Being paranoid is a good thing
There’s healthy paranoia and then there’s just paranoia. Being paranoid is good - really. As an engineer, if you’re not paranoid, get ready for some serious heart ache. But then again, if the problem isn’t yours, or if you don’t have control over how things are going to pan out, please, don’t get paranoid about it. Its like anticipating a break-up with your girlfriend or boyfriend. You know its going to happen, but why get paranoid about it now? Wait till it happens, and then mope over it, right? Ok, bad analogy maybe. But you get the big picture, right?

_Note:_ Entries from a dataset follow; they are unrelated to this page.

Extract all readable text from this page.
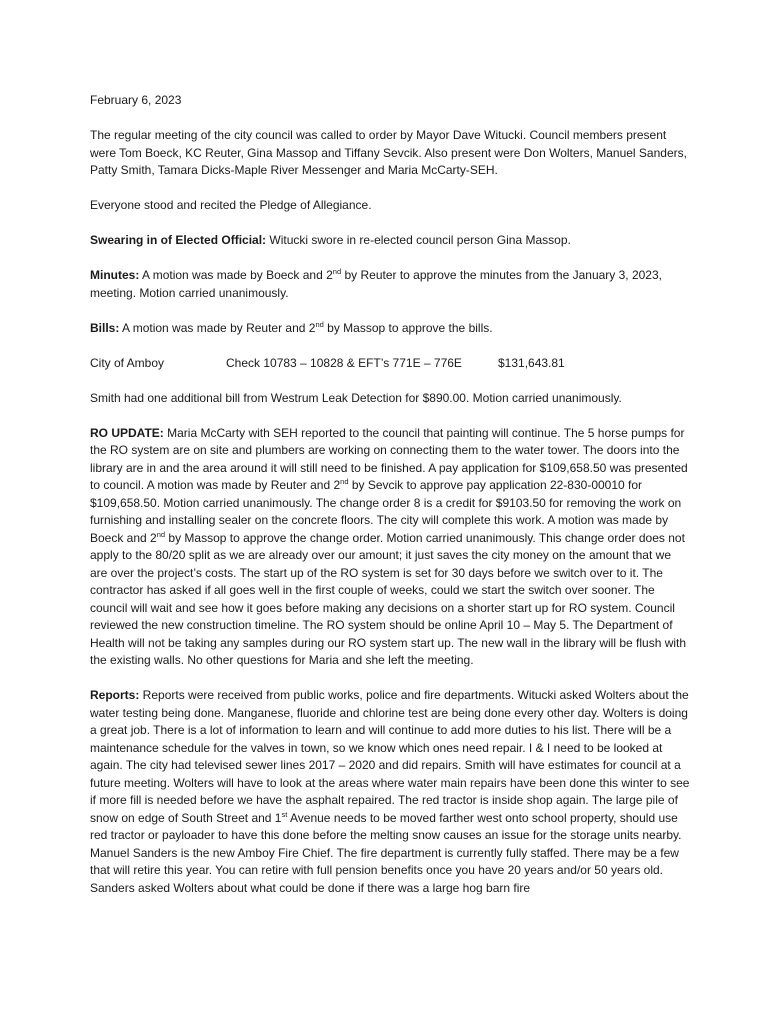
February 6, 2023

The regular meeting of the city council was called to order by Mayor Dave Witucki. Council members present were Tom Boeck, KC Reuter, Gina Massop and Tiffany Sevcik. Also present were Don Wolters, Manuel Sanders, Patty Smith, Tamara Dicks-Maple River Messenger and Maria McCarty-SEH.

Everyone stood and recited the Pledge of Allegiance.

Swearing in of Elected Official: Witucki swore in re-elected council person Gina Massop.

Minutes: A motion was made by Boeck and 2nd by Reuter to approve the minutes from the January 3, 2023, meeting. Motion carried unanimously.

Bills: A motion was made by Reuter and 2nd by Massop to approve the bills.

City of Amboy	Check 10783 – 10828 & EFT’s 771E – 776E	$131,643.81

Smith had one additional bill from Westrum Leak Detection for $890.00. Motion carried unanimously.

RO UPDATE: Maria McCarty with SEH reported to the council that painting will continue. The 5 horse pumps for the RO system are on site and plumbers are working on connecting them to the water tower. The doors into the library are in and the area around it will still need to be finished. A pay application for $109,658.50 was presented to council. A motion was made by Reuter and 2nd by Sevcik to approve pay application 22-830-00010 for $109,658.50. Motion carried unanimously. The change order 8 is a credit for $9103.50 for removing the work on furnishing and installing sealer on the concrete floors. The city will complete this work. A motion was made by Boeck and 2nd by Massop to approve the change order. Motion carried unanimously. This change order does not apply to the 80/20 split as we are already over our amount; it just saves the city money on the amount that we are over the project’s costs. The start up of the RO system is set for 30 days before we switch over to it. The contractor has asked if all goes well in the first couple of weeks, could we start the switch over sooner. The council will wait and see how it goes before making any decisions on a shorter start up for RO system. Council reviewed the new construction timeline. The RO system should be online April 10 – May 5. The Department of Health will not be taking any samples during our RO system start up. The new wall in the library will be flush with the existing walls. No other questions for Maria and she left the meeting.

Reports: Reports were received from public works, police and fire departments. Witucki asked Wolters about the water testing being done. Manganese, fluoride and chlorine test are being done every other day. Wolters is doing a great job. There is a lot of information to learn and will continue to add more duties to his list. There will be a maintenance schedule for the valves in town, so we know which ones need repair. I & I need to be looked at again. The city had televised sewer lines 2017 – 2020 and did repairs. Smith will have estimates for council at a future meeting. Wolters will have to look at the areas where water main repairs have been done this winter to see if more fill is needed before we have the asphalt repaired. The red tractor is inside shop again. The large pile of snow on edge of South Street and 1st Avenue needs to be moved farther west onto school property, should use red tractor or payloader to have this done before the melting snow causes an issue for the storage units nearby. Manuel Sanders is the new Amboy Fire Chief. The fire department is currently fully staffed. There may be a few that will retire this year. You can retire with full pension benefits once you have 20 years and/or 50 years old. Sanders asked Wolters about what could be done if there was a large hog barn fire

How do you define project completion?
Its funny how project managers, team leads, software developers and software testers can all define ‘completion’ of a software project in several different ways, in their own different ways. As a developer I can say that to meet deadlines, I have “completed” some projects. I’ve even “over-completed” some projects. My testers have “completed” their testing. The bottom-line was that we did what it took to finish our projects. The project deliverables were hugely dependent on our customer requirements and how soon our customers wanted stuff. Granted that in the industry I came from, and the time that I was in that industry, I worked in a largely *reactive* manner – i.e., we waited and waited till customers screamed their heads off about something they wanted and then we’d wait a little more till they decide to go with the competition, then we’d take it personally, fight the battle, win it, make the customer convert and use our solution instead because we believed it was better for the customer, and then had a little party afterwards to celebrate. What I’ve learned, is that the customer comes first. Its meeting their requirements that makes us do our jobs.
So, how do you keep it simple, stupid, umm, I mean sweetheart?
I must say that I’ve been privileged to work with some of the best… Often times, I had a blanket approval to just do my job – no questions asked, no lies told. I had little or no intervention from my boss. Meetings were kept to a minimum. Any time anyone wanted to find out about what I was up to, I’d redirect them to my boss who take care of everything for me. I had a team lead, who is a brilliant brilliant man. He had a PhD, had been in the software industry a long time, had the expertise and knowledge to lead a team, and knew how to get things done. During the first few months of any project we undertook, my team would typically prototype it, to understand feasibility and to draw some patterns. Once that’d happened, a timeline would be created (mostly in something like a text document), with every task’s due-date exaggerated by about a week or so. This gave us a buffer just in case things didn’t work out, but if they did, we came out looking like heroes. That was it. That was all of it. And the company I used to work for has a market cap of $110B. So, this “process” (or lack thereof) worked man…
And, in conclusion…
While entities out there are trying to ‘do-the-right-thing’ by establishing engineering methodologies and processes like Six Sigma, CMMI, RUP etc., I think they’re seriously overrated. (and while we're at it, you know what else is overrated? Sand. Sand is overrated). Please, just get the job done. You cannot adopt a process and expect things to just work. You have to really create your own process over time. It (your own process) is probably not going to be seamless and glitch-free, but nobody ever gets it right the first time.
I have a tough time trying to explain to people why sometimes industry standards aren’t necessarily the do-all, say-all. Sometimes, you have to go through your trial and error iterations to figure out what works best for you. Also, I’d be super interested in knowing – does the corporation you work for have a software-development-methodology-process-thingie that you’ve adopted?